Resurrection: A Biohazard Story

Released 2026-03-22

View on IMDb / official page ↗

Narrative tropes

Man-Made Monsters

medium

Wesker is the identifiable creator/engineer behind the bioterror threat; the viral agent represents crossing natural/ethical boundaries through biological engineering; the resulting outbreak in Rosa Enferma is the destructive consequence of that creation spreading beyond control. Core pattern fulfilled: creator (Wesker), unnatural act (engineered viral agent), creation turns destructive (the infection crisis).

About this trope: A creator uses science to overstep natural boundaries — creating life, resurrecting the dead, engineering organisms, or fundamentally altering nature — and the creation turns destructive.

Violence Gets Results

medium

The plot's endpoint is explicitly framed as a physical 'renewed confrontation' with Wesker, with no diplomatic resolution described or implied. The four protagonists are S.T.A.R.S. combat specialists — their defining capability is combat, not negotiation. The word 'forcing' in 'forcing a renewed confrontation' signals no non-violent off-ramp was available. Story does not question whether violence is appropriate.

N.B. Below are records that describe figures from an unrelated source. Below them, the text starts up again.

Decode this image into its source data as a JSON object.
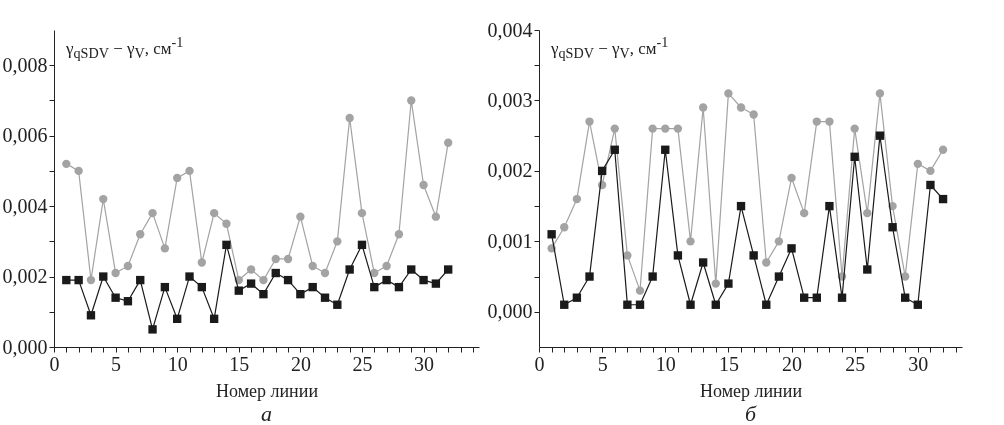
{
  "chart_data": [
    {
      "type": "line",
      "title": "а",
      "xlabel": "Номер линии",
      "ylabel": "γ$_{qSDV}$ − γ$_{V}$, см$^{-1}$",
      "x": [
        1,
        2,
        3,
        4,
        5,
        6,
        7,
        8,
        9,
        10,
        11,
        12,
        13,
        14,
        15,
        16,
        17,
        18,
        19,
        20,
        21,
        22,
        23,
        24,
        25,
        26,
        27,
        28,
        29,
        30,
        31,
        32
      ],
      "series": [
        {
          "color": "#a3a3a3",
          "marker": "circle",
          "values": [
            0.0052,
            0.005,
            0.0019,
            0.0042,
            0.0021,
            0.0023,
            0.0032,
            0.0038,
            0.0028,
            0.0048,
            0.005,
            0.0024,
            0.0038,
            0.0035,
            0.0019,
            0.0022,
            0.0019,
            0.0025,
            0.0025,
            0.0037,
            0.0023,
            0.0021,
            0.003,
            0.0065,
            0.0038,
            0.0021,
            0.0023,
            0.0032,
            0.007,
            0.0046,
            0.0037,
            0.0058
          ]
        },
        {
          "color": "#1a1a1a",
          "marker": "square",
          "values": [
            0.0019,
            0.0019,
            0.0009,
            0.002,
            0.0014,
            0.0013,
            0.0019,
            0.0005,
            0.0017,
            0.0008,
            0.002,
            0.0017,
            0.0008,
            0.0029,
            0.0016,
            0.0018,
            0.0015,
            0.0021,
            0.0019,
            0.0015,
            0.0017,
            0.0014,
            0.0012,
            0.0022,
            0.0029,
            0.0017,
            0.0019,
            0.0017,
            0.0022,
            0.0019,
            0.0018,
            0.0022
          ]
        }
      ],
      "xlim": [
        0,
        34.5
      ],
      "ylim": [
        0,
        0.009
      ],
      "xticks": [
        0,
        {
          "value": 1,
          "label": null
        },
        {
          "value": 2,
          "label": null
        },
        {
          "value": 3,
          "label": null
        },
        {
          "value": 4,
          "label": null
        },
        5,
        {
          "value": 6,
          "label": null
        },
        {
          "value": 7,
          "label": null
        },
        {
          "value": 8,
          "label": null
        },
        {
          "value": 9,
          "label": null
        },
        10,
        {
          "value": 11,
          "label": null
        },
        {
          "value": 12,
          "label": null
        },
        {
          "value": 13,
          "label": null
        },
        {
          "value": 14,
          "label": null
        },
        15,
        {
          "value": 16,
          "label": null
        },
        {
          "value": 17,
          "label": null
        },
        {
          "value": 18,
          "label": null
        },
        {
          "value": 19,
          "label": null
        },
        20,
        {
          "value": 21,
          "label": null
        },
        {
          "value": 22,
          "label": null
        },
        {
          "value": 23,
          "label": null
        },
        {
          "value": 24,
          "label": null
        },
        25,
        {
          "value": 26,
          "label": null
        },
        {
          "value": 27,
          "label": null
        },
        {
          "value": 28,
          "label": null
        },
        {
          "value": 29,
          "label": null
        },
        30,
        {
          "value": 31,
          "label": null
        },
        {
          "value": 32,
          "label": null
        },
        {
          "value": 33,
          "label": null
        },
        {
          "value": 34,
          "label": null
        }
      ],
      "yticks": [
        {
          "value": 0,
          "label": "0,000"
        },
        {
          "value": 0.001,
          "label": null
        },
        {
          "value": 0.002,
          "label": "0,002"
        },
        {
          "value": 0.003,
          "label": null
        },
        {
          "value": 0.004,
          "label": "0,004"
        },
        {
          "value": 0.005,
          "label": null
        },
        {
          "value": 0.006,
          "label": "0,006"
        },
        {
          "value": 0.007,
          "label": null
        },
        {
          "value": 0.008,
          "label": "0,008"
        }
      ]
    },
    {
      "type": "line",
      "title": "б",
      "xlabel": "Номер линии",
      "ylabel": "γ$_{qSDV}$ − γ$_{V}$, см$^{-1}$",
      "x": [
        1,
        2,
        3,
        4,
        5,
        6,
        7,
        8,
        9,
        10,
        11,
        12,
        13,
        14,
        15,
        16,
        17,
        18,
        19,
        20,
        21,
        22,
        23,
        24,
        25,
        26,
        27,
        28,
        29,
        30,
        31,
        32
      ],
      "series": [
        {
          "color": "#a3a3a3",
          "marker": "circle",
          "values": [
            0.0009,
            0.0012,
            0.0016,
            0.0027,
            0.0018,
            0.0026,
            0.0008,
            0.0003,
            0.0026,
            0.0026,
            0.0026,
            0.001,
            0.0029,
            0.0004,
            0.0031,
            0.0029,
            0.0028,
            0.0007,
            0.001,
            0.0019,
            0.0014,
            0.0027,
            0.0027,
            0.0005,
            0.0026,
            0.0014,
            0.0031,
            0.0015,
            0.0005,
            0.0021,
            0.002,
            0.0023
          ]
        },
        {
          "color": "#1a1a1a",
          "marker": "square",
          "values": [
            0.0011,
            0.0001,
            0.0002,
            0.0005,
            0.002,
            0.0023,
            0.0001,
            0.0001,
            0.0005,
            0.0023,
            0.0008,
            0.0001,
            0.0007,
            0.0001,
            0.0004,
            0.0015,
            0.0008,
            0.0001,
            0.0005,
            0.0009,
            0.0002,
            0.0002,
            0.0015,
            0.0002,
            0.0022,
            0.0006,
            0.0025,
            0.0012,
            0.0002,
            0.0001,
            0.0018,
            0.0016
          ]
        }
      ],
      "xlim": [
        0,
        33.5
      ],
      "ylim": [
        -0.0005,
        0.004
      ],
      "xticks": [
        0,
        {
          "value": 1,
          "label": null
        },
        {
          "value": 2,
          "label": null
        },
        {
          "value": 3,
          "label": null
        },
        {
          "value": 4,
          "label": null
        },
        5,
        {
          "value": 6,
          "label": null
        },
        {
          "value": 7,
          "label": null
        },
        {
          "value": 8,
          "label": null
        },
        {
          "value": 9,
          "label": null
        },
        10,
        {
          "value": 11,
          "label": null
        },
        {
          "value": 12,
          "label": null
        },
        {
          "value": 13,
          "label": null
        },
        {
          "value": 14,
          "label": null
        },
        15,
        {
          "value": 16,
          "label": null
        },
        {
          "value": 17,
          "label": null
        },
        {
          "value": 18,
          "label": null
        },
        {
          "value": 19,
          "label": null
        },
        20,
        {
          "value": 21,
          "label": null
        },
        {
          "value": 22,
          "label": null
        },
        {
          "value": 23,
          "label": null
        },
        {
          "value": 24,
          "label": null
        },
        25,
        {
          "value": 26,
          "label": null
        },
        {
          "value": 27,
          "label": null
        },
        {
          "value": 28,
          "label": null
        },
        {
          "value": 29,
          "label": null
        },
        30,
        {
          "value": 31,
          "label": null
        },
        {
          "value": 32,
          "label": null
        },
        {
          "value": 33,
          "label": null
        }
      ],
      "yticks": [
        {
          "value": 0,
          "label": "0,000"
        },
        {
          "value": 0.0005,
          "label": null
        },
        {
          "value": 0.001,
          "label": "0,001"
        },
        {
          "value": 0.0015,
          "label": null
        },
        {
          "value": 0.002,
          "label": "0,002"
        },
        {
          "value": 0.0025,
          "label": null
        },
        {
          "value": 0.003,
          "label": "0,003"
        },
        {
          "value": 0.0035,
          "label": null
        },
        {
          "value": 0.004,
          "label": "0,004"
        }
      ]
    }
  ]
}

About this trope: The central conflict is ultimately resolved through physical force rather than negotiation, diplomacy, or systemic change. Talking fails; fighting works.

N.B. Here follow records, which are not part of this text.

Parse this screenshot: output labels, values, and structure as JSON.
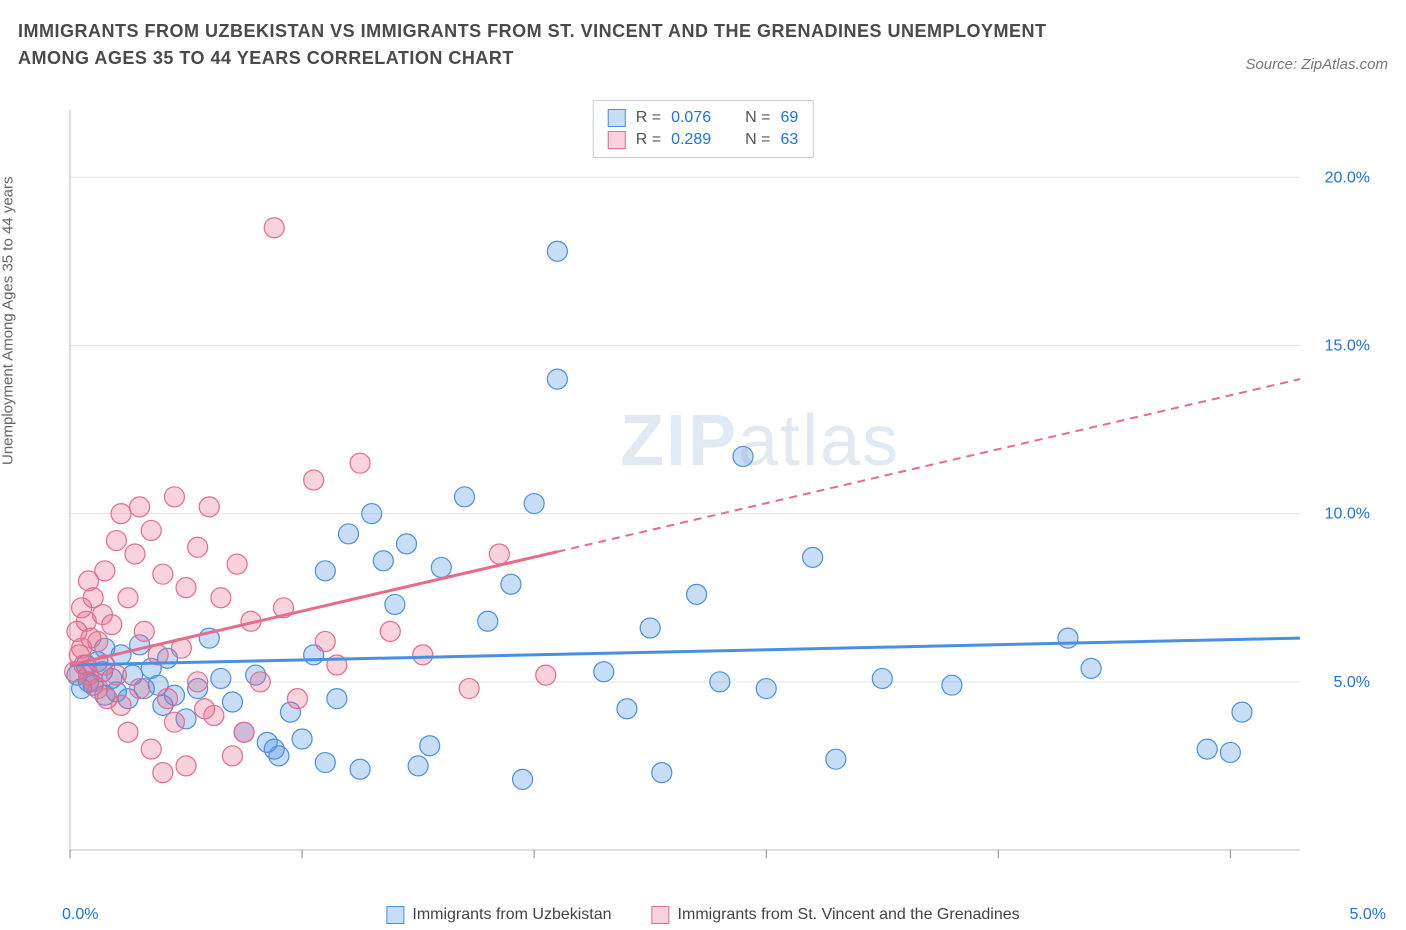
{
  "header": {
    "title": "IMMIGRANTS FROM UZBEKISTAN VS IMMIGRANTS FROM ST. VINCENT AND THE GRENADINES UNEMPLOYMENT AMONG AGES 35 TO 44 YEARS CORRELATION CHART",
    "source": "Source: ZipAtlas.com"
  },
  "watermark": {
    "zip": "ZIP",
    "atlas": "atlas"
  },
  "chart": {
    "type": "scatter",
    "y_axis": {
      "label": "Unemployment Among Ages 35 to 44 years",
      "min": 0,
      "max": 22,
      "ticks": [
        5,
        10,
        15,
        20
      ],
      "tick_labels": [
        "5.0%",
        "10.0%",
        "15.0%",
        "20.0%"
      ],
      "label_fontsize": 15,
      "tick_color": "#1a73e8"
    },
    "x_axis": {
      "min": 0,
      "max": 5.3,
      "ticks": [
        0,
        1,
        2,
        3,
        4,
        5
      ],
      "left_label": "0.0%",
      "right_label": "5.0%",
      "tick_color": "#1a73e8"
    },
    "grid_color": "#e5e5e5",
    "background_color": "#ffffff",
    "marker_radius": 10,
    "marker_fill_opacity": 0.35,
    "marker_stroke_width": 1.2,
    "series": [
      {
        "id": "uzbekistan",
        "label": "Immigrants from Uzbekistan",
        "color": "#4a90e2",
        "fill": "rgba(74,144,226,0.30)",
        "R": "0.076",
        "N": "69",
        "trend": {
          "y_intercept": 5.5,
          "y_at_xmax": 6.3,
          "solid_to_x": 5.3
        },
        "points": [
          [
            0.03,
            5.2
          ],
          [
            0.05,
            4.8
          ],
          [
            0.07,
            5.5
          ],
          [
            0.08,
            5.0
          ],
          [
            0.1,
            4.9
          ],
          [
            0.12,
            5.6
          ],
          [
            0.14,
            5.3
          ],
          [
            0.15,
            6.0
          ],
          [
            0.15,
            4.6
          ],
          [
            0.18,
            5.1
          ],
          [
            0.2,
            4.7
          ],
          [
            0.22,
            5.8
          ],
          [
            0.25,
            4.5
          ],
          [
            0.27,
            5.2
          ],
          [
            0.3,
            6.1
          ],
          [
            0.32,
            4.8
          ],
          [
            0.35,
            5.4
          ],
          [
            0.38,
            4.9
          ],
          [
            0.4,
            4.3
          ],
          [
            0.42,
            5.7
          ],
          [
            0.45,
            4.6
          ],
          [
            0.5,
            3.9
          ],
          [
            0.55,
            4.8
          ],
          [
            0.6,
            6.3
          ],
          [
            0.65,
            5.1
          ],
          [
            0.7,
            4.4
          ],
          [
            0.75,
            3.5
          ],
          [
            0.8,
            5.2
          ],
          [
            0.85,
            3.2
          ],
          [
            0.88,
            3.0
          ],
          [
            0.9,
            2.8
          ],
          [
            0.95,
            4.1
          ],
          [
            1.0,
            3.3
          ],
          [
            1.05,
            5.8
          ],
          [
            1.1,
            2.6
          ],
          [
            1.1,
            8.3
          ],
          [
            1.15,
            4.5
          ],
          [
            1.2,
            9.4
          ],
          [
            1.25,
            2.4
          ],
          [
            1.3,
            10.0
          ],
          [
            1.35,
            8.6
          ],
          [
            1.4,
            7.3
          ],
          [
            1.45,
            9.1
          ],
          [
            1.5,
            2.5
          ],
          [
            1.55,
            3.1
          ],
          [
            1.6,
            8.4
          ],
          [
            1.7,
            10.5
          ],
          [
            1.8,
            6.8
          ],
          [
            1.9,
            7.9
          ],
          [
            1.95,
            2.1
          ],
          [
            2.0,
            10.3
          ],
          [
            2.1,
            17.8
          ],
          [
            2.1,
            14.0
          ],
          [
            2.3,
            5.3
          ],
          [
            2.4,
            4.2
          ],
          [
            2.5,
            6.6
          ],
          [
            2.55,
            2.3
          ],
          [
            2.7,
            7.6
          ],
          [
            2.8,
            5.0
          ],
          [
            2.9,
            11.7
          ],
          [
            3.0,
            4.8
          ],
          [
            3.2,
            8.7
          ],
          [
            3.3,
            2.7
          ],
          [
            3.5,
            5.1
          ],
          [
            3.8,
            4.9
          ],
          [
            4.3,
            6.3
          ],
          [
            4.4,
            5.4
          ],
          [
            4.9,
            3.0
          ],
          [
            5.0,
            2.9
          ],
          [
            5.05,
            4.1
          ]
        ]
      },
      {
        "id": "stvincent",
        "label": "Immigrants from St. Vincent and the Grenadines",
        "color": "#e86b8a",
        "fill": "rgba(232,107,138,0.30)",
        "R": "0.289",
        "N": "63",
        "trend": {
          "y_intercept": 5.5,
          "y_at_xmax": 14.0,
          "solid_to_x": 2.1
        },
        "points": [
          [
            0.02,
            5.3
          ],
          [
            0.03,
            6.5
          ],
          [
            0.04,
            5.8
          ],
          [
            0.05,
            7.2
          ],
          [
            0.05,
            6.0
          ],
          [
            0.06,
            5.5
          ],
          [
            0.07,
            6.8
          ],
          [
            0.08,
            5.2
          ],
          [
            0.08,
            8.0
          ],
          [
            0.09,
            6.3
          ],
          [
            0.1,
            5.0
          ],
          [
            0.1,
            7.5
          ],
          [
            0.12,
            6.2
          ],
          [
            0.12,
            4.8
          ],
          [
            0.14,
            7.0
          ],
          [
            0.15,
            5.5
          ],
          [
            0.15,
            8.3
          ],
          [
            0.16,
            4.5
          ],
          [
            0.18,
            6.7
          ],
          [
            0.2,
            9.2
          ],
          [
            0.2,
            5.2
          ],
          [
            0.22,
            4.3
          ],
          [
            0.22,
            10.0
          ],
          [
            0.25,
            7.5
          ],
          [
            0.25,
            3.5
          ],
          [
            0.28,
            8.8
          ],
          [
            0.3,
            10.2
          ],
          [
            0.3,
            4.8
          ],
          [
            0.32,
            6.5
          ],
          [
            0.35,
            3.0
          ],
          [
            0.35,
            9.5
          ],
          [
            0.38,
            5.8
          ],
          [
            0.4,
            2.3
          ],
          [
            0.4,
            8.2
          ],
          [
            0.42,
            4.5
          ],
          [
            0.45,
            10.5
          ],
          [
            0.45,
            3.8
          ],
          [
            0.48,
            6.0
          ],
          [
            0.5,
            7.8
          ],
          [
            0.5,
            2.5
          ],
          [
            0.55,
            9.0
          ],
          [
            0.55,
            5.0
          ],
          [
            0.58,
            4.2
          ],
          [
            0.6,
            10.2
          ],
          [
            0.62,
            4.0
          ],
          [
            0.65,
            7.5
          ],
          [
            0.7,
            2.8
          ],
          [
            0.72,
            8.5
          ],
          [
            0.75,
            3.5
          ],
          [
            0.78,
            6.8
          ],
          [
            0.82,
            5.0
          ],
          [
            0.88,
            18.5
          ],
          [
            0.92,
            7.2
          ],
          [
            0.98,
            4.5
          ],
          [
            1.05,
            11.0
          ],
          [
            1.1,
            6.2
          ],
          [
            1.15,
            5.5
          ],
          [
            1.25,
            11.5
          ],
          [
            1.38,
            6.5
          ],
          [
            1.52,
            5.8
          ],
          [
            1.72,
            4.8
          ],
          [
            1.85,
            8.8
          ],
          [
            2.05,
            5.2
          ]
        ]
      }
    ]
  },
  "legend_top": {
    "r_label": "R =",
    "n_label": "N ="
  }
}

Movies that share these tropes

Full plot (spoilers)

Set in 2021, decades after the events of the Spencer Mansion incident, a new biohazard outbreak erupts in Rosa Enferma, a remote town in Mexico. The crisis draws veteran S.T.A.R.S. members Chris Redfield, Jill Valentine, Barry Burton, and Rebecca Chambers back into action. As the heroes investigate the town's growing infection, they discover that Albert Wesker is once again behind the bioterror threat, forcing a renewed confrontation with their old nemesis. The film is structured as four roughly 15-minute chapters. Specific in-story plot beats (e.g., how Wesker survived, the nature of the viral agent, or the resolution) are not detailed in available sources; coverage focuses on premise and cast rather than narrative specifics. The production is explicitly non-canonical to official Resident Evil lore.